Foster children (really, all children) need to have counseling EVERY time they move homes. Foster children need to have counseling as soon as termination of parental rights (TPR) occurs. These should be automatic. A referral needs to be sent and processed immediately for children who move homes or who have been through TPR. We need this in writing and it should be a rule for all agencies and counties. New foster/pre-adoptive families can only do so much. The families/parents need back up from professionals and people who have degrees in childhood development/trauma/neglect. I only wish that we had as much help on the counseling front as we did from our case manager. Our case manager came out once a week for the first month and every other week since then. The kids need someone like that who comes for THEM. Just them! I have someone that I can call and bounce things off of and ask any silly question that I can think of. But these kids have me or my husband and each other. But they have a lifetime of questions to ask. And they have a lifetime of needs that have not been met. Why is there not some regulation on the mental health front? There needs to be closer monitoring so the issues don’t get too bad and then it takes years to fix. My children need healing from their childhood. Their childhood! My childhood was fun and exciting and these children have to recover from what happened during their childhood. Does that make any sense to you? It certainly does not make sense to me. They should be healed or in the process of healing. But they haven’t even begun counseling!
We are also waiting on the referral for the adoption prep class. Our permanency specialist recommended this class. It’s particularly for kids who have just gone through TPR. It’s an attachment process and helps them work through their often hidden emotions.

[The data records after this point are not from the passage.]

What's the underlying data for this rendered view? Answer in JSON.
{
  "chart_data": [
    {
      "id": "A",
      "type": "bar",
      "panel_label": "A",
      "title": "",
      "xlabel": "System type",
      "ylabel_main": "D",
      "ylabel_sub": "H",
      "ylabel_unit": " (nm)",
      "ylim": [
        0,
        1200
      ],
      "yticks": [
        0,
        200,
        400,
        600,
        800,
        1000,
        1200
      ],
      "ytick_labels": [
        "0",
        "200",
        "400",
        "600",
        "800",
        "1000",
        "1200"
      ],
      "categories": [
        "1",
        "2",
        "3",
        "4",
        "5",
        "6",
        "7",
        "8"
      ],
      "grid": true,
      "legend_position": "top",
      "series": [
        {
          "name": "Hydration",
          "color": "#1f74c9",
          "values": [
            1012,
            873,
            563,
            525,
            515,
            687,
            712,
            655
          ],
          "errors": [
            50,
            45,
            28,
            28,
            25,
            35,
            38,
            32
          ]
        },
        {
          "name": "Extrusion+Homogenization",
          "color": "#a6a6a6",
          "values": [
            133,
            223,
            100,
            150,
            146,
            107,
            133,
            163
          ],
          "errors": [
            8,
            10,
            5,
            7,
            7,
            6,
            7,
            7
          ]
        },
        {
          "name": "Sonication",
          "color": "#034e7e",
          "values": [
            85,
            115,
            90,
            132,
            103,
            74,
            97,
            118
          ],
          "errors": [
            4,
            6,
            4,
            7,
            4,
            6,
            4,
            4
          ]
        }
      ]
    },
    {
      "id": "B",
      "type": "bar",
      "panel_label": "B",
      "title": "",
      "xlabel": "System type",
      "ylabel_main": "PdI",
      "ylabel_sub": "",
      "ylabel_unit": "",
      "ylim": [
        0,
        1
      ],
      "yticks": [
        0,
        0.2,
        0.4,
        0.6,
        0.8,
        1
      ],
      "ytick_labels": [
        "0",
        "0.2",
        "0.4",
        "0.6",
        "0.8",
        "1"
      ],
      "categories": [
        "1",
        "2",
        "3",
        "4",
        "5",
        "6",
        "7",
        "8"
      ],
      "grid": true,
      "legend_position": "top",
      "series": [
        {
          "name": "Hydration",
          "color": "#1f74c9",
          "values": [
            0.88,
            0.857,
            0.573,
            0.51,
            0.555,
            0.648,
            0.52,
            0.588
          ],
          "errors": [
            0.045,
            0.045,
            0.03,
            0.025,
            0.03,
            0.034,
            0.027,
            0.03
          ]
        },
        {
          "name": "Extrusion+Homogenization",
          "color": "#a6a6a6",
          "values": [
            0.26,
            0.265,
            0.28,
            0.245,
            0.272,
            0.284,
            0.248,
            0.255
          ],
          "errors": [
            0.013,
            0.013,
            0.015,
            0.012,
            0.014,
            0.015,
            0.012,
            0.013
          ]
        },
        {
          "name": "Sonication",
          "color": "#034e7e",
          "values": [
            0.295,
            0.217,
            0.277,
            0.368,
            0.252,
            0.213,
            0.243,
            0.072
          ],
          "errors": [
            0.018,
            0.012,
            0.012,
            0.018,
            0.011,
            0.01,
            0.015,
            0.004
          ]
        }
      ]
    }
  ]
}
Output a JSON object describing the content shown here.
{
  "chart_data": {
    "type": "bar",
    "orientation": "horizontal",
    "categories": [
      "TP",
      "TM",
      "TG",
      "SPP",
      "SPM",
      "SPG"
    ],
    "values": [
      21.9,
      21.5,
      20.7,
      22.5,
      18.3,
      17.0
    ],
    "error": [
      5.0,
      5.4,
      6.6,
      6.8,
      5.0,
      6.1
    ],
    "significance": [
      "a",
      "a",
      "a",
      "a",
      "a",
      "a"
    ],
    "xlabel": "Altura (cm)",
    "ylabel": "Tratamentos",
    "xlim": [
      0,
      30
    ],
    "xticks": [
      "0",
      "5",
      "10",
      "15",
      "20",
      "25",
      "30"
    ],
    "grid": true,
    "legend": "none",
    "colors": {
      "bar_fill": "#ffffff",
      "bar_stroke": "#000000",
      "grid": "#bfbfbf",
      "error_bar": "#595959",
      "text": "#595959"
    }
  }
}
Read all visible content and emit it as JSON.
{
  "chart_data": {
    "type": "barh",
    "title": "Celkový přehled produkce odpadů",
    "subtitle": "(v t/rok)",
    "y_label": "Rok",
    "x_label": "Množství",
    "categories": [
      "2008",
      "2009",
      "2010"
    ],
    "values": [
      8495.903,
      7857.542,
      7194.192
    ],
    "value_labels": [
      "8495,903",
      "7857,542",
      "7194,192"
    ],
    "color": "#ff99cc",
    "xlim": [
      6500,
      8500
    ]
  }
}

When I saw my dad over the weekend he kept saying how excited the kids must be for adoption day. And I couldn’t get it through to him that no, they are not. They are not excited. They might be excited for balloons and candy or cupcakes, and they are certainly excited that they get to miss school. But they are not excited to officially leave their old world behind and join a new one that they’ve only just met! It’s bittersweet for everyone involved. The kids are old enough to have been affected by this mess, but they also aren’t old enough to remember all of the bad times. They remember seeing their parents at visits and getting to eat McDonald’s and getting new presents. They don’t remember what the home conditions looked like or how bad the youngest had diaper rash. They don’t remember how many times their water was shut off or their parents were under the influence while caring for them. I am thankful that they don’t remember specifics but I am also aware that every behavior they have is due to survival. They were badly neglected and they act like they were. I only hope that time will help to heal their deep wounds. Time, and some really good counseling.